Société

Enfants : Les droits inviolables

ALM : De plus en plus de personnes s`inquiètent du sort des enfants qui travaillent, notamment après le drame de Fès. Comment peut-on réduire le phénomène ?
Youssef Madad : Bien qu’il faut reconnaître que l’intérêt pour ce volet est à ses débuts chez nous, il faut néanmoins saluer les efforts entrepris dans ce sens par les responsables et par la société civile pour faire face à ce danger qui anéanti l’avenir de toute une génération condamnée toute sa vie à payer la facture de nos échecs.
Quelles sont les causes qui sont derrière ce phénomène ?
Le phénomène du travail des enfants prend, de plus en plus, des allures très graves dans le monde entier, mais surtout dans les pays pauvres. Il constitue une main d’oeuvre docile. Selon le rapport du BIT (2001), dans le groupe des enfants de 5 à 17 ans, un sur six, soit 246 millions, est astreint au travail. Plus préoccupant encore, un sur huit, soit 179 millions d’enfants, est encore assujetti aux pires formes de travail, celles qui mettent en danger sa santé physique ou mentale ou sa moralité.
Le Maroc a ratifié la Convention Internationale des Droits de l’Enfant de 1989, mais l’OIT estime que le Maroc comme la Chine et l’Inde est un des pays qui fait face aux pires formes de travail des enfants, car malgré une nouvelle loi qui rend l’enseignement scolaire obligatoire, le Maroc admet qu’il existe 538.000 enfants travailleurs au Maroc qui ont moins de 13 ans, et d’ajouter que l’effectif est beaucoup plus grand. Les statistiques n’ont pas compté de milliers de jeunes filles qui ont été vendues par leurs parents à la compagne pour travailler dans les villes comme domestiques.
Bien qu’il n’existe pas de chiffres exhaustifs, nous pouvons avancer quelques éléments indicateurs, comme ceux, issus de l’étude nationale, sur le travail des enfants commandée, par le Ministère du Travail, et menée au Maroc en 1998-99, Il ressort des 3.500 enquêtes effectuées que plus de 80 % des enfants travailleurs ont entre 10 et 14 ans et ne sont pas scolarisés, que plus d’un enfant sur deux est exposé à des maladies ou accidents graves, a une durée de travail hebdomadaire supérieure à 50 heures avec des salaires dérisoires, et subit des contraintes et discriminations verbales ou physiques.

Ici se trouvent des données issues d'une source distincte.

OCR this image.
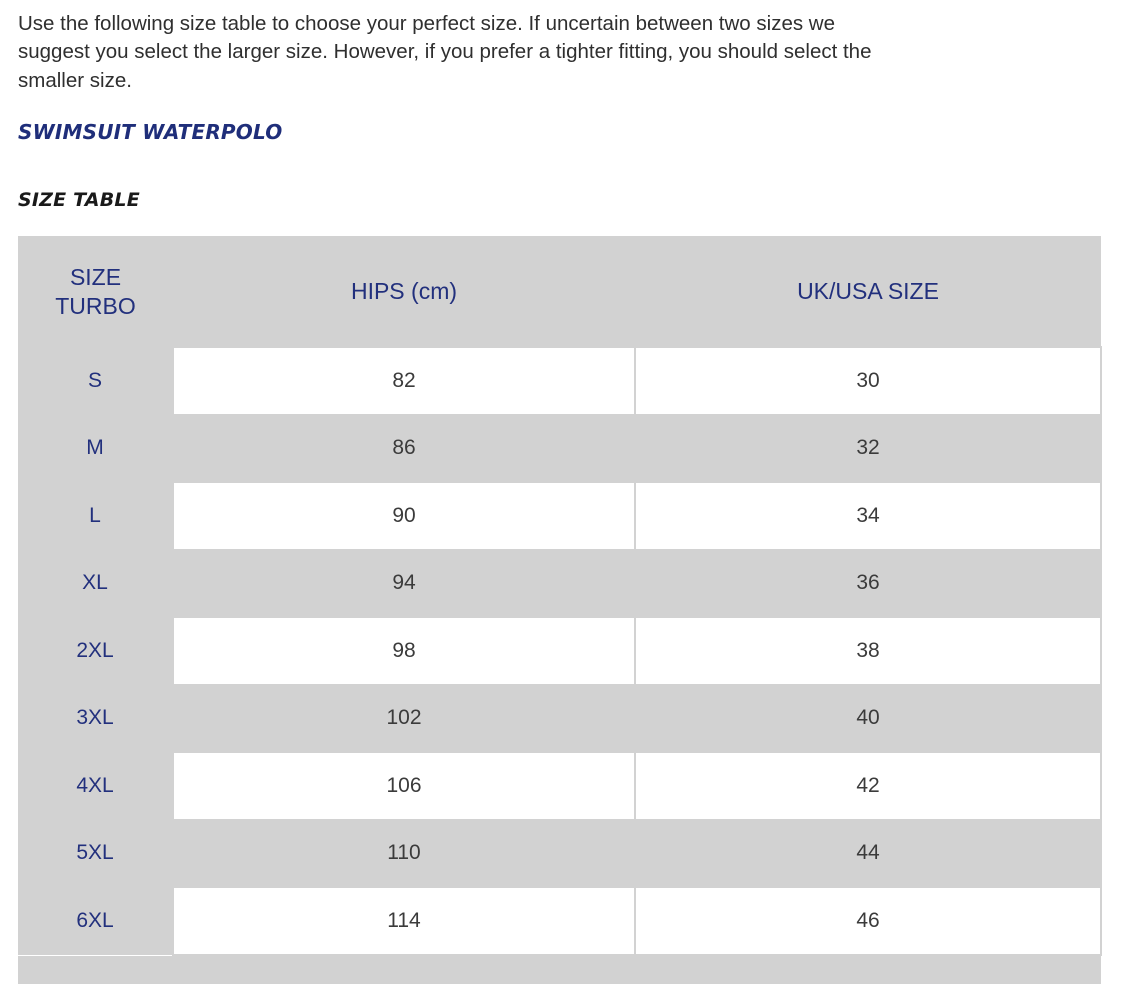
Use the following size table to choose your perfect size. If uncertain between two sizes we suggest you select the larger size. However, if you prefer a tighter fitting, you should select the smaller size.

SWIMSUIT WATERPOLO
SIZE TABLE
SIZE
TURBO	HIPS (cm)	UK/USA SIZE

S	82	30
M	86	32
L	90	34
XL	94	36
2XL	98	38
3XL	102	40
4XL	106	42
5XL	110	44
6XL	114	46
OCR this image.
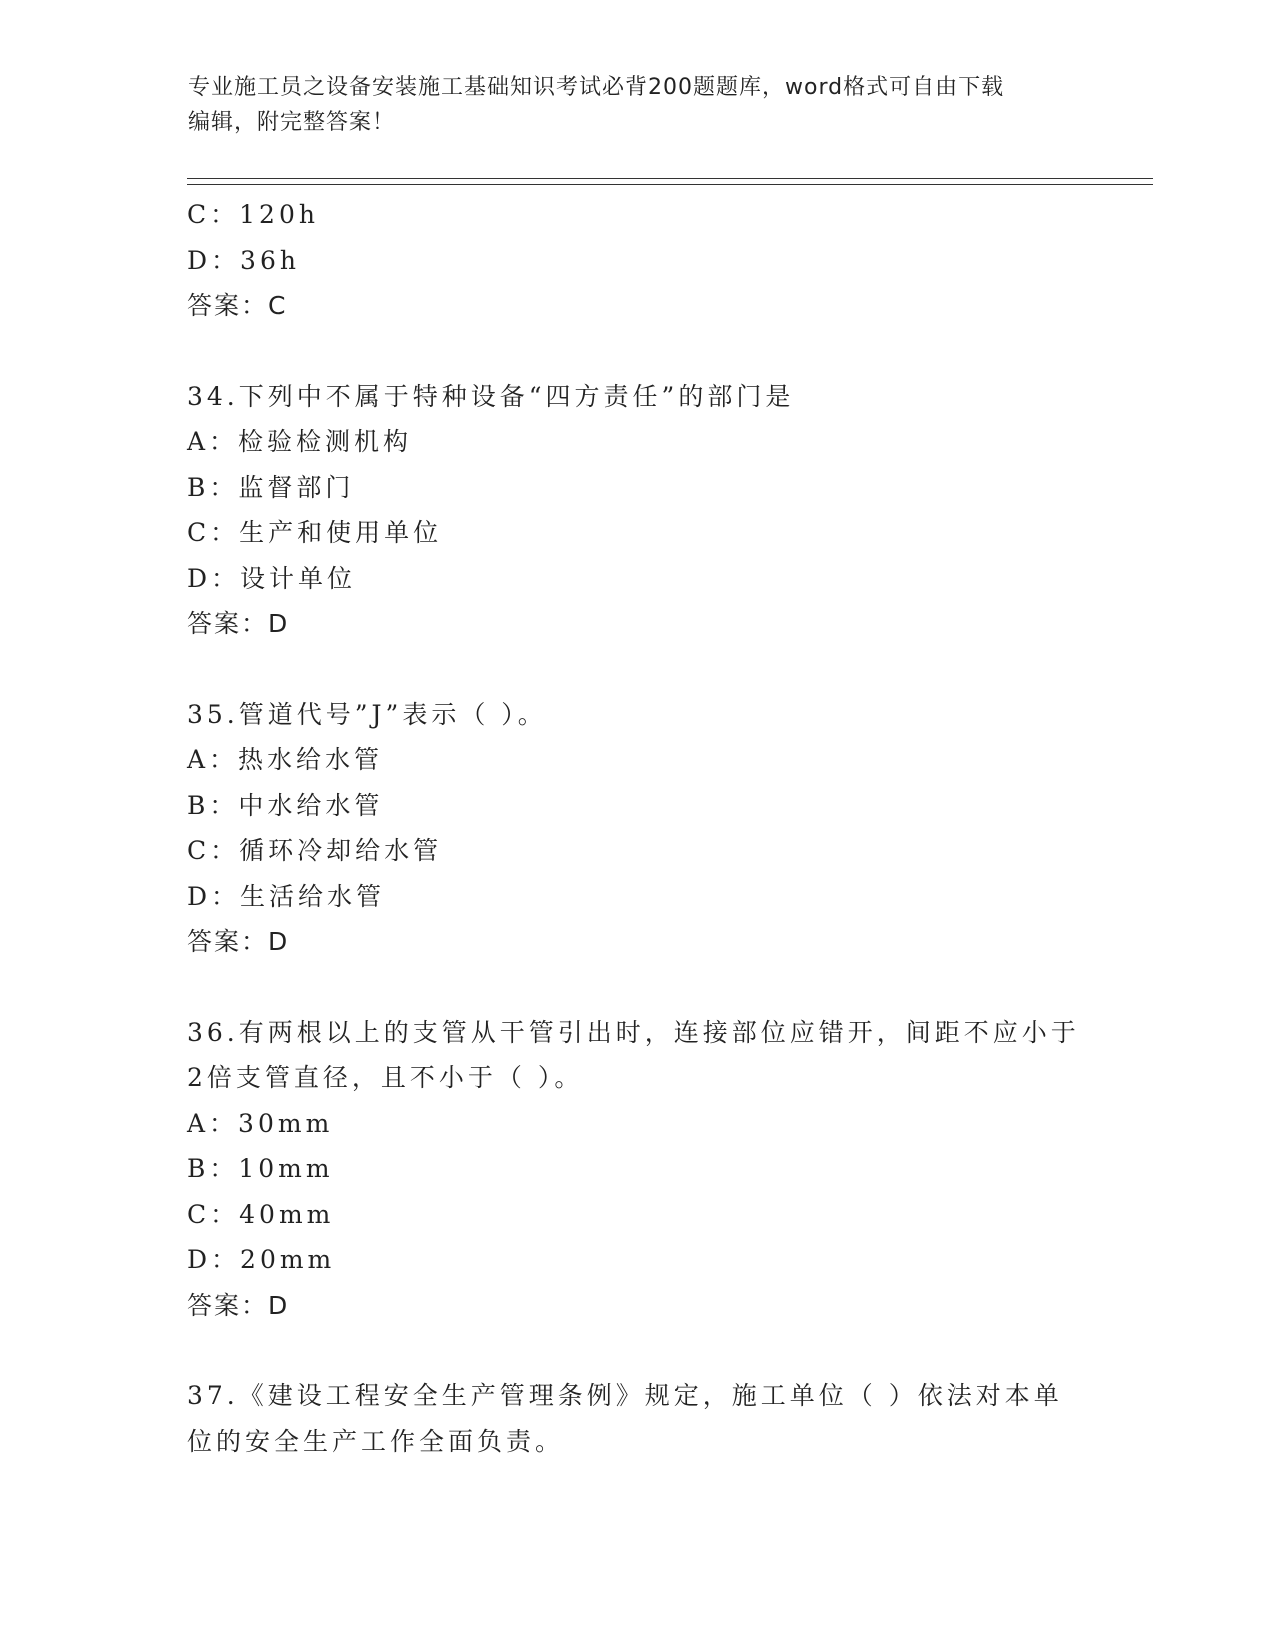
专业施工员之设备安装施工基础知识考试必背200题题库，word格式可自由下载
编辑，附完整答案！
C：120h
D：36h
答案：C
34.下列中不属于特种设备“四方责任”的部门是
A：检验检测机构
B：监督部门
C：生产和使用单位
D：设计单位
答案：D
35.管道代号”J”表示（ ）。
A：热水给水管
B：中水给水管
C：循环冷却给水管
D：生活给水管
答案：D
36.有两根以上的支管从干管引出时，连接部位应错开，间距不应小于
2倍支管直径，且不小于（ ）。
A：30mm
B：10mm
C：40mm
D：20mm
答案：D
37.《建设工程安全生产管理条例》规定，施工单位（ ）依法对本单
位的安全生产工作全面负责。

Les filles se retrouvent majoritairement dans la confection, la fabrication de tapis et le textile ainsi que dans les travaux domestiques.
Selon le Bureau International du Travail (BIT), 80 % des 250 millions d’enfants au travail n’ont ni congé ni temps libre, et jusqu’à 50 % connaissent des conditions de travail épouvantables (locaux insalubres, mauvais traitements, demande de rendement excessive, etc.).
Au Maroc, une enquête auprès d’un échantillon de 450 enfants domestiques a révélé que 72 % de ces enfants commençaient à travailler avant 7 heures du matin et que 65 % ne se couchaient pas avant 11h30 du soir. Beaucoup subissent de mauvais traitements physiques et psychologiques. Les coups, les injures, les punitions sous forme de privation de nourriture et les sévices sexuels sont monnaie courante. Il n’est pas rare, dans ces conditions, que les fillettes domestiques s’enfuient du domicile de leurs patrons pour échapper à de tels traitements. On les retrouve souvent dans la prostitution.
À quelles activités s’adonnent ces enfants qui travaillent ?
Les secteurs d’activité qui favorisent l’exploitation des enfants sont connus, et je citerai d’abord l’agriculture ou l’élevage, le textile, l’artisanat, les petits boulots et les travaux domestiques et tout genre de petits services décadents…..
On ne pourra jamais en finir avec le travail des enfants tant qu`il y aura encore des parents pauvres et analphabètes ? Qu’en pensez-vous ?
La lutte contre ce fléau doit, obligatoirement, s’inscrire dans une vision de la société et du développement, et nécessite une stratégie de longue haleine impliquant les décideurs comme les partenaires politiques et sociaux ; mais aujourd’hui, et vue l’ampleur catastrophique du problème, la priorité est donnée aux efforts de la soustraction des enfants aux pires formes du travail. La Convention sur les pires formes du travail des enfants de Genève du 17 juin 1999 met l’accent là-dessus. Dans son article 6 : « Tout Membre doit élaborer et mettre en oeuvre des programmes d’action en vue d’éliminer en priorité les pires formes de travail des enfants ».
Donc toute action immédiate doit passer par la protection des enfants de toutes les tâches dangereuses, le renforcement et l’élargissement de la protection légale des enfants et l’obligation de la scolarisation et le soutien du foyer familial.